Samantha Velandia/TC Media Diane Lessard, coiffeuse au salon Saint-Georges depuis 40 ans.

Lorsque Diane Lessard a mis les pieds au salon de coiffure Saint-Georges pour la première fois, elle était loin de se douter qu’elle serait toujours la coiffeuse préférée des hommes du quartier 40 ans plus tard.

Originaire de Lachenaie, Mme Lessard a trouvé son emploi au salon Saint-Georges alors qu’elle avait à peine 17 ans, grâce à une annonce qu’elle a lue dans un journal publié en 1976.

«Je venais de terminer ma formation en coiffure et je travaillais dans un salon à Repentigny, raconte-t-elle. Comme je ne m’entendais pas bien avec le patron, j’avais envie de lâcher la coiffure. Mais ma mère m’a suggéré de chercher du travail ailleurs. Aujourd’hui, je me dis que j’ai bien fait de l’écouter.»

Ainsi, Mme Lessard est devenue une pionnière dans le domaine de la coiffure pour hommes.

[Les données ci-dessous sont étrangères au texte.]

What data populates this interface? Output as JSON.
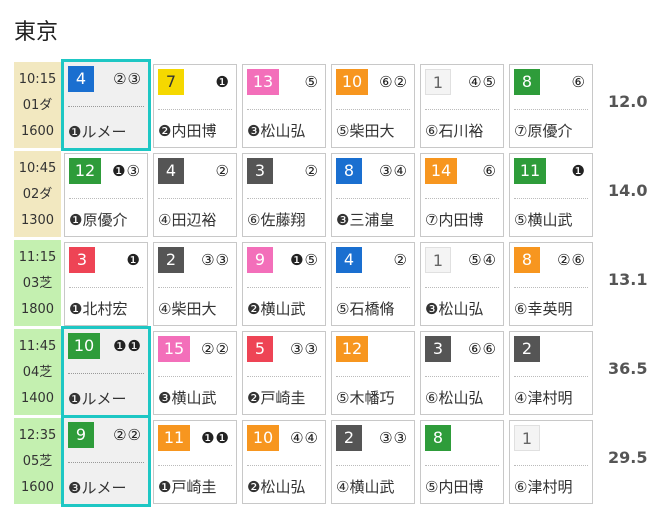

«Nous étions très peu à l’époque. La coiffure pour hommes était réservée aux barbiers, mais peu à peu, nous avons réussi à nous faire une place», dit-elle.

Depuis, Mme Lessard ne cesse de coiffer les hommes du quartier.

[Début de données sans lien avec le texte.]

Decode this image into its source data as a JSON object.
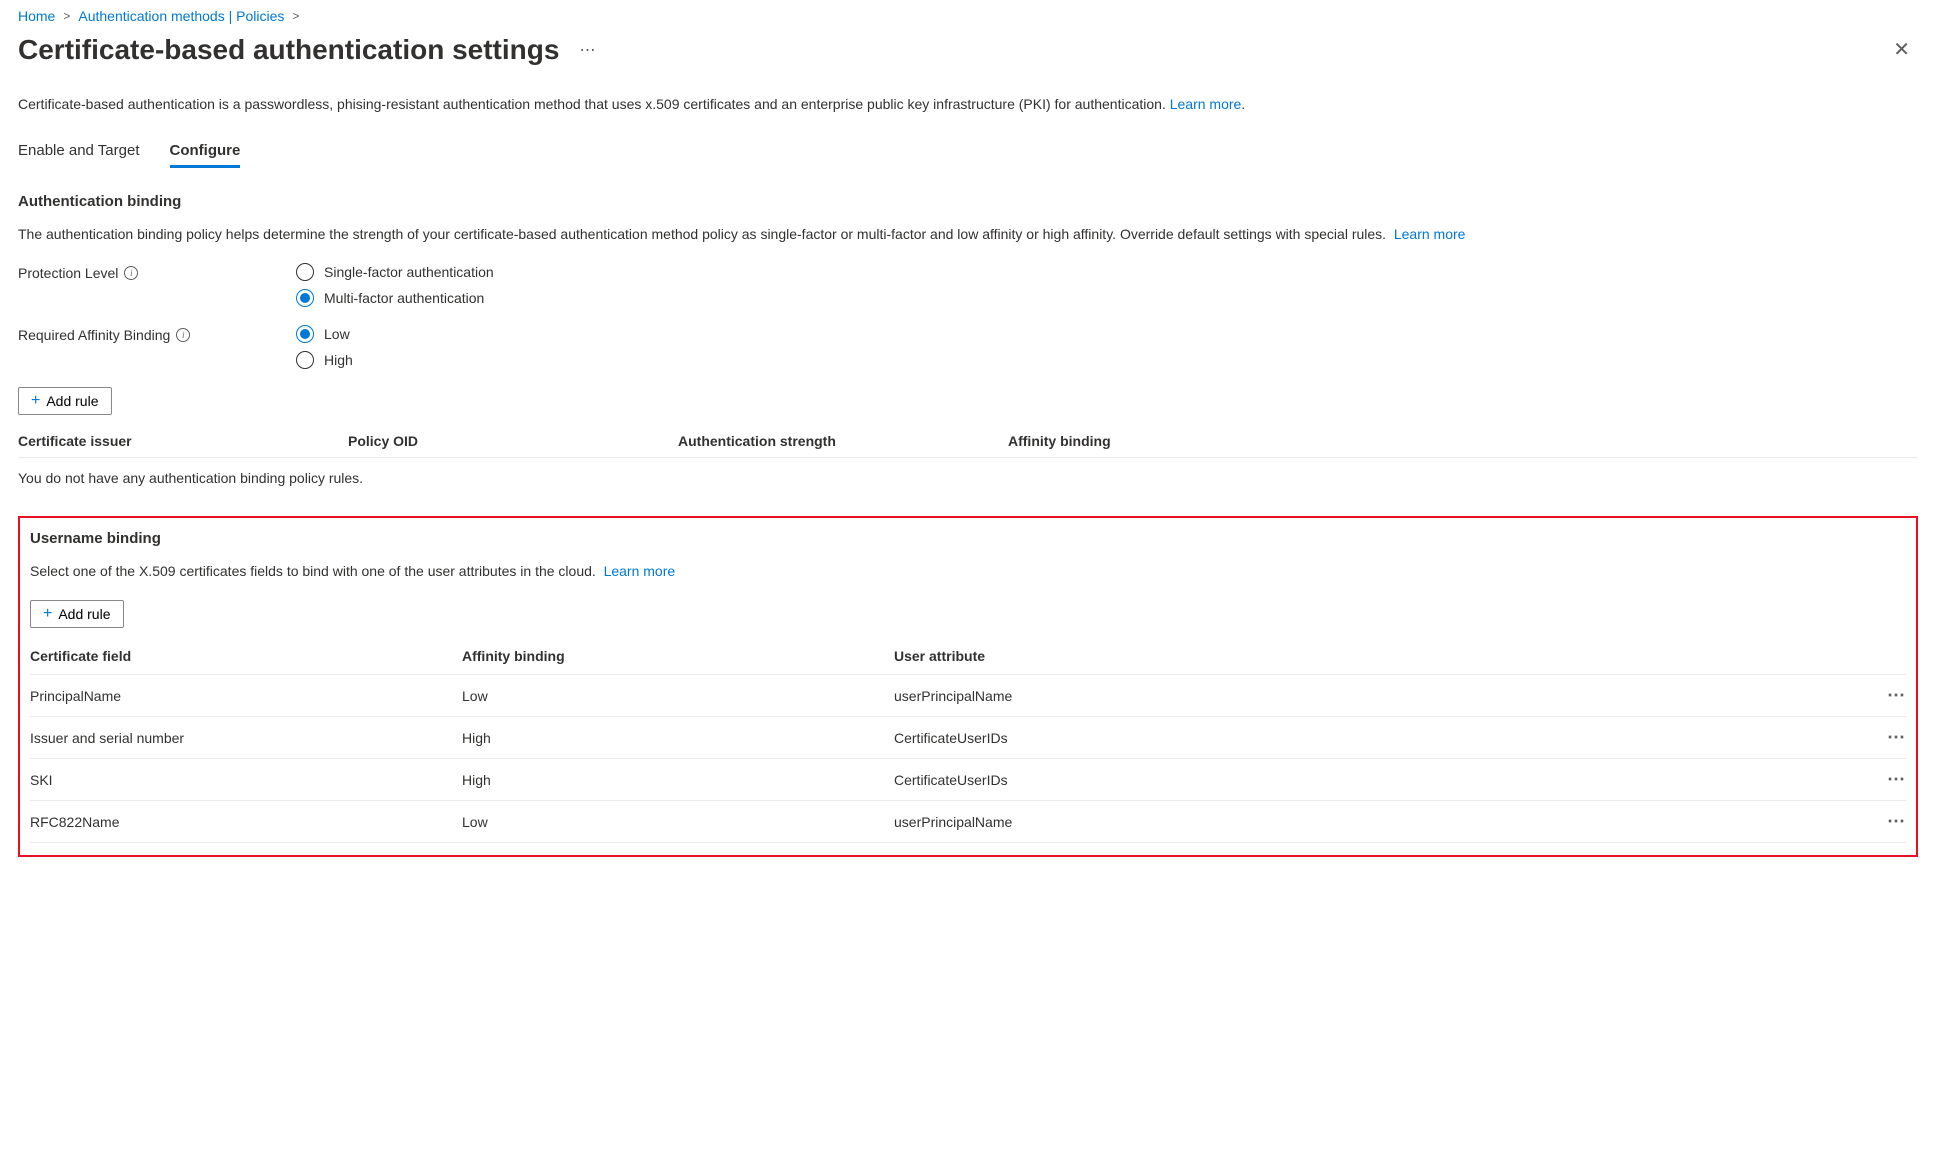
{
  "breadcrumb": {
    "home": "Home",
    "authMethods": "Authentication methods | Policies"
  },
  "page": {
    "title": "Certificate-based authentication settings",
    "description": "Certificate-based authentication is a passwordless, phising-resistant authentication method that uses x.509 certificates and an enterprise public key infrastructure (PKI) for authentication.",
    "learnMore": "Learn more"
  },
  "tabs": {
    "enableTarget": "Enable and Target",
    "configure": "Configure"
  },
  "authBinding": {
    "title": "Authentication binding",
    "description": "The authentication binding policy helps determine the strength of your certificate-based authentication method policy as single-factor or multi-factor and low affinity or high affinity. Override default settings with special rules.",
    "learnMore": "Learn more",
    "protectionLevel": {
      "label": "Protection Level",
      "options": {
        "single": "Single-factor authentication",
        "multi": "Multi-factor authentication"
      }
    },
    "affinity": {
      "label": "Required Affinity Binding",
      "options": {
        "low": "Low",
        "high": "High"
      }
    },
    "addRule": "Add rule",
    "columns": {
      "issuer": "Certificate issuer",
      "oid": "Policy OID",
      "strength": "Authentication strength",
      "affinity": "Affinity binding"
    },
    "emptyMessage": "You do not have any authentication binding policy rules."
  },
  "usernameBinding": {
    "title": "Username binding",
    "description": "Select one of the X.509 certificates fields to bind with one of the user attributes in the cloud.",
    "learnMore": "Learn more",
    "addRule": "Add rule",
    "columns": {
      "field": "Certificate field",
      "affinity": "Affinity binding",
      "attr": "User attribute"
    },
    "rows": [
      {
        "field": "PrincipalName",
        "affinity": "Low",
        "attr": "userPrincipalName"
      },
      {
        "field": "Issuer and serial number",
        "affinity": "High",
        "attr": "CertificateUserIDs"
      },
      {
        "field": "SKI",
        "affinity": "High",
        "attr": "CertificateUserIDs"
      },
      {
        "field": "RFC822Name",
        "affinity": "Low",
        "attr": "userPrincipalName"
      }
    ]
  }
}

«J’ai des journées très occupées. Je n’ai pas à me plaindre, je n’ai jamais manqué d’ouvrage», confie la coiffeuse qui peut voir jusqu’à 22 clients par jour.

Elle a d’ailleurs coiffé des personnalités de la communauté, dont Mathieu Giroux, champion olympique aux jeux d’hiver de Vancouver de 2010.

«Je l’ai connu depuis qu’il était tout petit. Et maintenant, même s’il habite au centre-ville, il vient toujours me voir.»

De père en fils
Geoffroy Labbé, résident du quartier, connaît Diane depuis son enfance. Son père l’amenait régulièrement lorsqu’il avait besoin d’une coupe de cheveux.

«Je ne sais même plus si j’y vais pour la coupe de cheveux, ou juste pour discuter et rire avec elle. On parle de tout et de rien. C’est ma conseillère en vins, mon agente de voyage… elle me raconte même les « punchs » des téléséries que je manque et en prime, j’ai une belle coupe de cheveux. J’ai peur du jour où elle décidera de prendre sa retraite.»

Même son de cloche chez David Legendre, un autre client qui fait affaire avec elle depuis près de 30 ans.

«J’habite à Mascouche depuis 2012, mais je n’ai jamais voulu me trouver un salon de coiffure plus près de chez moi. Aller se faire coiffer par Diane, c’est un « happening » avec mon père. »

La crise des cheveux longs
Si Mme Lessard est aujourd’hui connue de tous dans le quartier, il y a eu des années de vache maigre.

«Les années 70 et 80 ont été particulièrement difficiles. C’est qu’on appelle « la crise des cheveux longs ». Personne ne voulait se couper les cheveux. Deux personnes ont perdu leur poste et n’ont jamais réussi à le récupérer par la suite.»

Mme Lessard a également survécu à l’exode des commerçants du centre d’achats Saint-Georges dans les années 2000.

«C’était un gros centre d’achats. Il y avait une épicerie, un restaurant, une pharmacie, une banque. Maintenant il ne reste que le salon de quilles et moi.»

En 2007, lorsque son patron a décidé de partir à la retraite, Mme Lessard a fait l’achat du salon de coiffure.

«J’ai acheté ma job, dit-elle en riant. J’ai loué une chaise à une coiffeuse pour femmes pendant quelques années, mais maintenant je suis toute seule.»

Malgré le passage des modes et les difficultés économiques, Mme Lessard ne craint pas pour son salon. Après tout, tant que les hommes auront des cheveux, elle sera là avec ses ciseaux.